Charlotte knows all too well what it’s like to be sidelined by the state. “It’s like standing in a room full of people and you’re screaming at the top of your lungs and nobody can hear you,” she says. Campaigning for a Hillsborough Law, for her, is about ensuring no one has to go through what she went through. “If I can prevent that or help people or lighten the load in any way, then I will, because I know first-hand what it feels like.” 

Jason expresses a similar sentiment. “Growing up without my dad, missing my dad as a kid – that fire’s never gone away,” he says. He wants make sure “people don’t have to go through that same fight”. Indeed, if victims are ever to be able to converse with public authorities as equals, as opposed to banging down doors for decades, it will be via the concrete conditions and provisions outlined in the bill. 

At its September 2022 party conference in Liverpool, Labour pledged support for the law. Keir Starmer said passing it would be one of the first things he’d do as prime minister. Hopefully, this will be a first step towards candour, rather than the latest in a series of evasions. Getting those in power to support a law that directly compromises their immunity was never going to be easy, but it will soon be much harder for them to look at the public they represent and resist it.
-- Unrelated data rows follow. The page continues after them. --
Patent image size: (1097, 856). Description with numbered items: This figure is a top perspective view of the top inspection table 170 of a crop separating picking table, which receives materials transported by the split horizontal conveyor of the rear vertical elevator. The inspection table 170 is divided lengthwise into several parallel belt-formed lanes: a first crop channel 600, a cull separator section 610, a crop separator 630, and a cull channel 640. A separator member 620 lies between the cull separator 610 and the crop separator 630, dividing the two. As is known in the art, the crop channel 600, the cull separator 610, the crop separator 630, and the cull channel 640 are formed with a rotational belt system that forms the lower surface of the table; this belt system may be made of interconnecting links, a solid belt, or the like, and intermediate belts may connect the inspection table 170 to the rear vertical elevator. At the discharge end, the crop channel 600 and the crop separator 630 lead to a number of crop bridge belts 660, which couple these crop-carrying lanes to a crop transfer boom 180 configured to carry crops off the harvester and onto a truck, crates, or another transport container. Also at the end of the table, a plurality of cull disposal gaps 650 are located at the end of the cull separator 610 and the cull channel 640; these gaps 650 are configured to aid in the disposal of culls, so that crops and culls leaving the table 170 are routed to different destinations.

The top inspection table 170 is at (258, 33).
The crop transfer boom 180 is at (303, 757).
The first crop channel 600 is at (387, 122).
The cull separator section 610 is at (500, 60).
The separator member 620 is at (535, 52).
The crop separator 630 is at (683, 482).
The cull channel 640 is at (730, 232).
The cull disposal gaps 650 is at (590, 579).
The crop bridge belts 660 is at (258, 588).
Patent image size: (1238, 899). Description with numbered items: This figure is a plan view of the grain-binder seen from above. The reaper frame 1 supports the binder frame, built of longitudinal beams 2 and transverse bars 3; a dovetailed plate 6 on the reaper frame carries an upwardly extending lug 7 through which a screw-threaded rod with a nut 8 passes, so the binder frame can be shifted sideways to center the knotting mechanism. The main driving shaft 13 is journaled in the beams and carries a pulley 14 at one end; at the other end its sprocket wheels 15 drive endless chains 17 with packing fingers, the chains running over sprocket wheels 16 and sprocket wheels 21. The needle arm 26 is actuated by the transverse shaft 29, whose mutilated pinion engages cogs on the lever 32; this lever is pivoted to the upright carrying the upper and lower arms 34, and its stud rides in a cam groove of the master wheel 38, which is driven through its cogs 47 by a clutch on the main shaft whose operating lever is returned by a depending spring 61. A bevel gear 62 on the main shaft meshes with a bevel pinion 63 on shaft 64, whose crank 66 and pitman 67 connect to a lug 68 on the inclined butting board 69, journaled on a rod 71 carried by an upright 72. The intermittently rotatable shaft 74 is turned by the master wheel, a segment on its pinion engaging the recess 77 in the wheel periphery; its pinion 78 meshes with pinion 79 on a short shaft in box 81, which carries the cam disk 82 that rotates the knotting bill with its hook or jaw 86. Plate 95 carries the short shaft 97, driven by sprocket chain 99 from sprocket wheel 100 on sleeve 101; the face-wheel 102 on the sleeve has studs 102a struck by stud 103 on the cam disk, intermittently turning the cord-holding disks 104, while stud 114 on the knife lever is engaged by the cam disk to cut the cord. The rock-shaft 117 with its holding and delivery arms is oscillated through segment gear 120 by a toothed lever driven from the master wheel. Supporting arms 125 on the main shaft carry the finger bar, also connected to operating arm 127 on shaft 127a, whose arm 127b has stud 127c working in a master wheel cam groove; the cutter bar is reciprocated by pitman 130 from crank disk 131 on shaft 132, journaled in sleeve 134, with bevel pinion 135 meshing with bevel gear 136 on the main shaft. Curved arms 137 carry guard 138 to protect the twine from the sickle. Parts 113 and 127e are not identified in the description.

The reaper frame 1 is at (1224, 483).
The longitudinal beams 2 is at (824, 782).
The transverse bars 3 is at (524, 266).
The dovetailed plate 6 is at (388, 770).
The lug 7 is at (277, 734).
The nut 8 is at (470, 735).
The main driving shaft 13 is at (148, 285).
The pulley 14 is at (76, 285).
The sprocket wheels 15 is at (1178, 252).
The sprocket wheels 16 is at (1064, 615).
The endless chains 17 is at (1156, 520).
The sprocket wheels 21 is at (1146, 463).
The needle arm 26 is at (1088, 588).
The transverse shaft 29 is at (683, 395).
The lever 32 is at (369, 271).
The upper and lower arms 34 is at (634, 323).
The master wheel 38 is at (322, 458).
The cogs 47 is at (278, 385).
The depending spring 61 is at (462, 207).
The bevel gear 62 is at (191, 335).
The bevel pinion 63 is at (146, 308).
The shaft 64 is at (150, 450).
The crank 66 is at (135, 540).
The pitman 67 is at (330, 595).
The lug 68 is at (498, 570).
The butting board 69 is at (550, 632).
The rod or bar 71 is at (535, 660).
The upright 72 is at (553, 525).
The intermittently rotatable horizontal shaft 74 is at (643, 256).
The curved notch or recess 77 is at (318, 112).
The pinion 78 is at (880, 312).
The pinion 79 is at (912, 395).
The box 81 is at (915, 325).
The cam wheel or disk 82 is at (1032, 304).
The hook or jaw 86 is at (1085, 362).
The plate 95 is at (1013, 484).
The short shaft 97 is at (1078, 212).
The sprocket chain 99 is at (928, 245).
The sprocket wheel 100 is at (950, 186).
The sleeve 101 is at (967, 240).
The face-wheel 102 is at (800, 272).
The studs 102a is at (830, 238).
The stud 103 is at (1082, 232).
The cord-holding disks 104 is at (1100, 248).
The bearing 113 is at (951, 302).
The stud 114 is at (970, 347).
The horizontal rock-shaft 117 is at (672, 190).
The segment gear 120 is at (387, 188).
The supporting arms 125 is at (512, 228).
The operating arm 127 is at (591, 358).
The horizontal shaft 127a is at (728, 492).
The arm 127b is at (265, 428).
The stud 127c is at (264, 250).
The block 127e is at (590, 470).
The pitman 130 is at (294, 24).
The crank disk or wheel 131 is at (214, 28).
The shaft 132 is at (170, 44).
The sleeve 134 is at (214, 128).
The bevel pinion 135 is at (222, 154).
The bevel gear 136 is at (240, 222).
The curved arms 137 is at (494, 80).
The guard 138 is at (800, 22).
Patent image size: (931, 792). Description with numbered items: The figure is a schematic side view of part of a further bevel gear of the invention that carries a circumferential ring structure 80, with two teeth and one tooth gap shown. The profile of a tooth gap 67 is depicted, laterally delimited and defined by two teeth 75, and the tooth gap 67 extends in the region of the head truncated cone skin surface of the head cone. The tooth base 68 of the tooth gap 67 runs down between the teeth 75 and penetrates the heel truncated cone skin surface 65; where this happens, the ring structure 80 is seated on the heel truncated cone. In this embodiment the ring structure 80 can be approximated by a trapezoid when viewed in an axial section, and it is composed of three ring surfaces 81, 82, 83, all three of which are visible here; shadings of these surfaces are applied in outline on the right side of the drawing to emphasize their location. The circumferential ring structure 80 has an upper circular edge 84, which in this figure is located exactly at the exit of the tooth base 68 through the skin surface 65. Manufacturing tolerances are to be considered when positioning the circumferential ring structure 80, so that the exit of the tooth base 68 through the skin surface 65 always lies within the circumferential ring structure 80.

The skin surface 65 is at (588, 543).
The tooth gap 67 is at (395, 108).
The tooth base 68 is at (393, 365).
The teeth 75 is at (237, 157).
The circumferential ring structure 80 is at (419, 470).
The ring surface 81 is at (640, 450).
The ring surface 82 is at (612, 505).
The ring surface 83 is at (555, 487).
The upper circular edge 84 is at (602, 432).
“The APPG [the All-Party Parliamentary Group for Public Accountability, which is championing the bill in parliament] is very strong, and I think it’s only going to get stronger and gain more support, particularly as we’re going to have this succession now of inquiries reporting,” says Jason, noting the recent inquiries into Grenfell, the contaminated blood scandal and the ongoing UK Covid inquiry.

For bereaved families who’ve suffered for so long, there is indeed reason to be hopeful. As Jason puts it, “The momentum and the exposure this bill can get will really increase its chances of actually happening.”